A Potential Game-Changer: Jansen Potash Project Remains Important for BHP Billiton

A Potential Game-Changer: Jansen Potash Project Remains Important for BHP Billiton

BHP Billiton, the world’s biggest mining company by market capitalization, said that potash remains its key commodity on which to base its future growth despite prices that are still only about $210 a ton – less than 50% of what they were five years ago. “Our preference long term is to grow in oil and copper, then possibly potash,” the company’s CEO Andrew Mackenzie said on Tuesday (21 February) when announcing first half of the year results.

BHP is working on its major $2,6 billion Jansen potash mine in Canada’s Saskatchewan province but is in no rush to advance the construction. Although the company has for years been installing infrastructure on site and sinking shafts, it has neither received board approval for the project, nor has fully committed itself to the project.

On Tuesday, BHP showed once again how slowly the project was advancing when it reported that it is now 64% complete, which is not a significant difference from the 60% completion half a year ago. Yet, the company also announced that “excavation and lining of the shafts are steadily progressing,” adding that the engineering contract for feasibility studies for stage 1 of the project had been awarded. Mr. Mackenzie also said that the company was open to “some form of sell down or joint venture” at its multi-billion-dollar Jansen potash mine under construction about 135 km east of Saskatoon.

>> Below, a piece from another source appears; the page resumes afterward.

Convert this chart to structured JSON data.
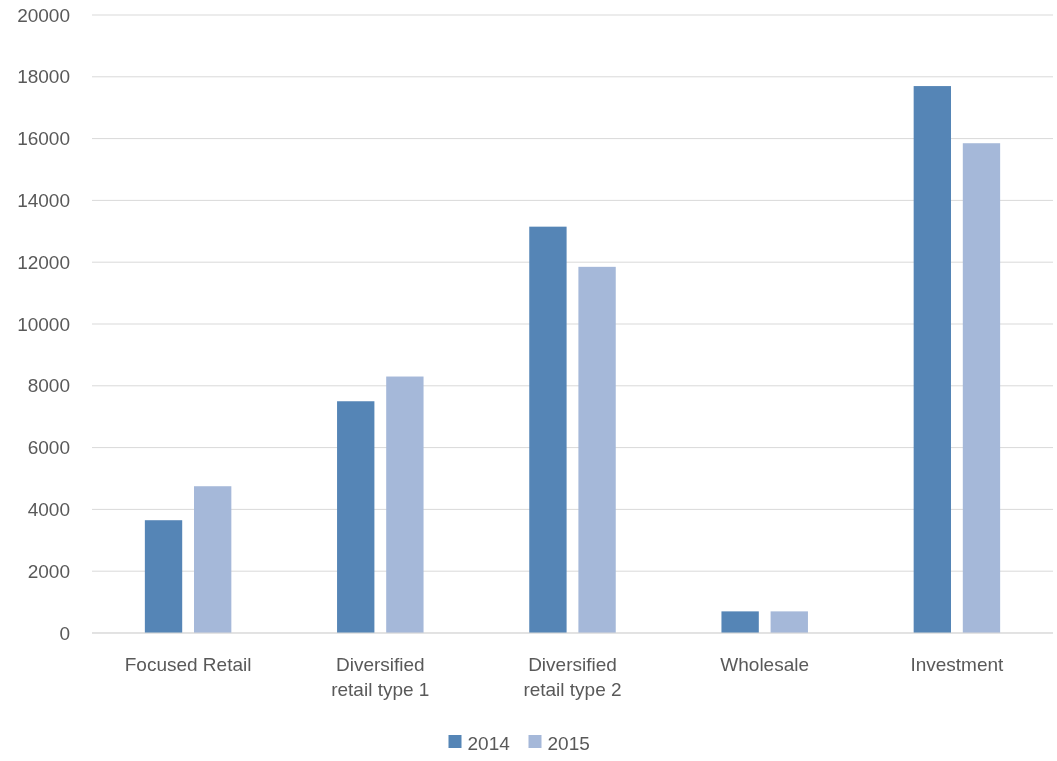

When the work is completed – at the current pace towards the end of 2019 – the project would still be far from producing at the mine. Production should start sometime “in the decade beyond 2020,” BHP has said. In any case, once the mine is operation, Jansen would be a game-changer in the potash industry, as it is set to produce 8 million tones of crop nutrient a year, which would amount to nearly 15% of the world’s total.